Wat vraagt een kraanvogel?

Foto: H.  Feenstra (kraanvogels in het Fochteloërveen)

Kraanvogels broeden in natte gebieden met voldoende rust. In het buitenland bieden broekbossen en laagveengebieden perspectief; in Nederland worden deze echter druk bezocht door publiek. Uitgestrekte hoogveengebieden en heidevelden met vennen maken hier daarom de meeste kans, omdat het er relatief rustig is. Naarmate de vernatting toeneemt, wordt bovendien de toegankelijkheid verkleind en dat is in het voordeel van kraanvogels.
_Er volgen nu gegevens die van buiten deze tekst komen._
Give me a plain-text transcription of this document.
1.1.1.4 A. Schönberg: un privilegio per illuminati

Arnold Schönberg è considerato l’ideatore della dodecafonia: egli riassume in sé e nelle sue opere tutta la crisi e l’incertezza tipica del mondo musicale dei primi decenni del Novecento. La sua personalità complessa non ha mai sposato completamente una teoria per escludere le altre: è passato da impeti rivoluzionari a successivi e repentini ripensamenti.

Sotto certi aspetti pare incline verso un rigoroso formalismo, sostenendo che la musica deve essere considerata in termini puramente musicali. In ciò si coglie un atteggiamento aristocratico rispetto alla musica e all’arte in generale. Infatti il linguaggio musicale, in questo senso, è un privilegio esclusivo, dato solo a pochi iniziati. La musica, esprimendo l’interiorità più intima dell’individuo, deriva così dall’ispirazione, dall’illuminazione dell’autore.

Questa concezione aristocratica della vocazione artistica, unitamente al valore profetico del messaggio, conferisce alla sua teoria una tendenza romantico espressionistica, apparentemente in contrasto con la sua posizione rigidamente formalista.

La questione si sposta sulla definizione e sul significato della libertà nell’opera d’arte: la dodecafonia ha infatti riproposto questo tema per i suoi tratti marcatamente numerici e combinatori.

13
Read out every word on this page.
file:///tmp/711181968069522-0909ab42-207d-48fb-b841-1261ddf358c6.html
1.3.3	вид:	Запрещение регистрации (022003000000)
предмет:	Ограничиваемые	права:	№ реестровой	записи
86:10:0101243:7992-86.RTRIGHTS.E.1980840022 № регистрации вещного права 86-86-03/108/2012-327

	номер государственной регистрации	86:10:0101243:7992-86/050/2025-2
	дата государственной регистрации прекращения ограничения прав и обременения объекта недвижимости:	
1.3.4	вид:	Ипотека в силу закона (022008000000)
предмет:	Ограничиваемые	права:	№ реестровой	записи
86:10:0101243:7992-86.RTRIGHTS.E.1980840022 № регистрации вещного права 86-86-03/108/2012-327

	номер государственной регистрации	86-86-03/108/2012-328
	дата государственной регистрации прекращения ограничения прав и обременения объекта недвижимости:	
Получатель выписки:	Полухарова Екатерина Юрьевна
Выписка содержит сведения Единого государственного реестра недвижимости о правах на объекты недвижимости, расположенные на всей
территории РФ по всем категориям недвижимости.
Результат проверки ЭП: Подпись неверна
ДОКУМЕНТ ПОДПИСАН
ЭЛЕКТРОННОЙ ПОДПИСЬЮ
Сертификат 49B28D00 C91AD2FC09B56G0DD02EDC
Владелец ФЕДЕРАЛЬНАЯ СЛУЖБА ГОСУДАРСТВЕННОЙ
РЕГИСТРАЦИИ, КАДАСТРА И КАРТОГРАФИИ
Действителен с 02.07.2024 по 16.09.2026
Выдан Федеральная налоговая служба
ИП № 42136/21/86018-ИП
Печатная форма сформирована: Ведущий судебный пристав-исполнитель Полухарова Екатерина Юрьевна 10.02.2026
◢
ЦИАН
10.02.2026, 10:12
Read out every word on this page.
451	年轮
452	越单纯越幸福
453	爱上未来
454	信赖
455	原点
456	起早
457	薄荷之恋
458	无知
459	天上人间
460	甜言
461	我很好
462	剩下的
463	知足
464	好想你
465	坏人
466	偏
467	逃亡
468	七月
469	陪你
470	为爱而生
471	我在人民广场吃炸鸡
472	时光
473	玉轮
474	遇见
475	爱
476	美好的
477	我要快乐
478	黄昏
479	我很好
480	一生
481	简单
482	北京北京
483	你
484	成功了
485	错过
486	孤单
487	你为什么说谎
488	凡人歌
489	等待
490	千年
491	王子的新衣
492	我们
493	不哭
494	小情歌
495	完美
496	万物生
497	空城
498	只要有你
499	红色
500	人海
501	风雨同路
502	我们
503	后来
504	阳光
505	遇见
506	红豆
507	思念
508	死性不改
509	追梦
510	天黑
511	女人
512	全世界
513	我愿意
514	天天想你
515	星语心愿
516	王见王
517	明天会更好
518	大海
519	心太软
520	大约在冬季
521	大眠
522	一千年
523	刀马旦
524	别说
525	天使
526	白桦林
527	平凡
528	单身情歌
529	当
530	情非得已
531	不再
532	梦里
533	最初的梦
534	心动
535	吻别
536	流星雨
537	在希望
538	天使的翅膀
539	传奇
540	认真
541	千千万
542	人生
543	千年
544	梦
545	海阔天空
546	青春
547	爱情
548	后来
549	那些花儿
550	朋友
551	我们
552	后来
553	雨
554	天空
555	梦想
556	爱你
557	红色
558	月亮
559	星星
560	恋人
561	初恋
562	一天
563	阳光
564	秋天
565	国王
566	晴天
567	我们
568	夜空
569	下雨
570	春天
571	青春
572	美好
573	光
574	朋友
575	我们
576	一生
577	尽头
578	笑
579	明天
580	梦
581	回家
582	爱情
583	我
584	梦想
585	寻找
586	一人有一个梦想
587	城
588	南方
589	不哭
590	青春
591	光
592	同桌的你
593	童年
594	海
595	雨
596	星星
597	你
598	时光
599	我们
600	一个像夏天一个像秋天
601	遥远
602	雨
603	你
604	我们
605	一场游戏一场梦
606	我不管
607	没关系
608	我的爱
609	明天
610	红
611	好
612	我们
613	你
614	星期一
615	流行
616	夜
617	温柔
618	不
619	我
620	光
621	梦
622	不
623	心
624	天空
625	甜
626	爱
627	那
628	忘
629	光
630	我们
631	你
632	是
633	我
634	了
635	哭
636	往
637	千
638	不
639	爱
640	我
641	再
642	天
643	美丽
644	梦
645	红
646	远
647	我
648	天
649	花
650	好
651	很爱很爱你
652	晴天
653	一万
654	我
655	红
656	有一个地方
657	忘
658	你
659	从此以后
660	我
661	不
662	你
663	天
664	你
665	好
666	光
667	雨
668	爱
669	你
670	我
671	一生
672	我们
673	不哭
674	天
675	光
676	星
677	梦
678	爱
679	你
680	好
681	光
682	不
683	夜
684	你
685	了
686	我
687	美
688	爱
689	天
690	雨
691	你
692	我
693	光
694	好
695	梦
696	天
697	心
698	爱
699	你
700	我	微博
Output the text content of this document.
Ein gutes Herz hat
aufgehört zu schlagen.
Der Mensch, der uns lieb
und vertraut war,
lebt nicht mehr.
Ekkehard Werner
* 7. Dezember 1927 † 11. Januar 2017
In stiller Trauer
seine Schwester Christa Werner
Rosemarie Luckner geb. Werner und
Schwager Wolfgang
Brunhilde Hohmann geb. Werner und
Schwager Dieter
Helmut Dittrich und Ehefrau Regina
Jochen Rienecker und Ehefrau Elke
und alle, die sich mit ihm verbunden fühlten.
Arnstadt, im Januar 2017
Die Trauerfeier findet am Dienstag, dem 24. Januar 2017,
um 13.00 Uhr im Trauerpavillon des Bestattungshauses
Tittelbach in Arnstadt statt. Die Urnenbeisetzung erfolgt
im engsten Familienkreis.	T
Uitgestrekte boswachterijen en de combinatie met natte heide en vennen biedt mogelijkheden. Naast Drenthe en Zuidoost Friesland liggen er daarom vooral kansen in het Brabantse Kampina, de Strabrechtse heide, de Peelgebieden en De Maasduinen in Limburg.

Worden deze kansen daadwerkelijk benut en gaan we ook hier kraanvogels verwelkomen? Dat hangt af van de vraag of beheerders erin slagen goed te zoneren en op die manier de rust op potentiële broedplaatsen te borgen. Daarnaast hangt de populatiegroei in Nederland momenteel waarschijnlijk vooral samen met de ontwikkelingen in het Fochteloërveen. In Duitsland breidt de populatie zich uit in westelijke richting. Mogelijk gaat deze toename de ontwikkeling in ons land de komende jaren versnellen? In Nedersaksen is het aantal paren sterk gegroeid tot 1.450 paren in 2017; niet ver over de grens zijn de eerste succesvolle broedgevallen bekend!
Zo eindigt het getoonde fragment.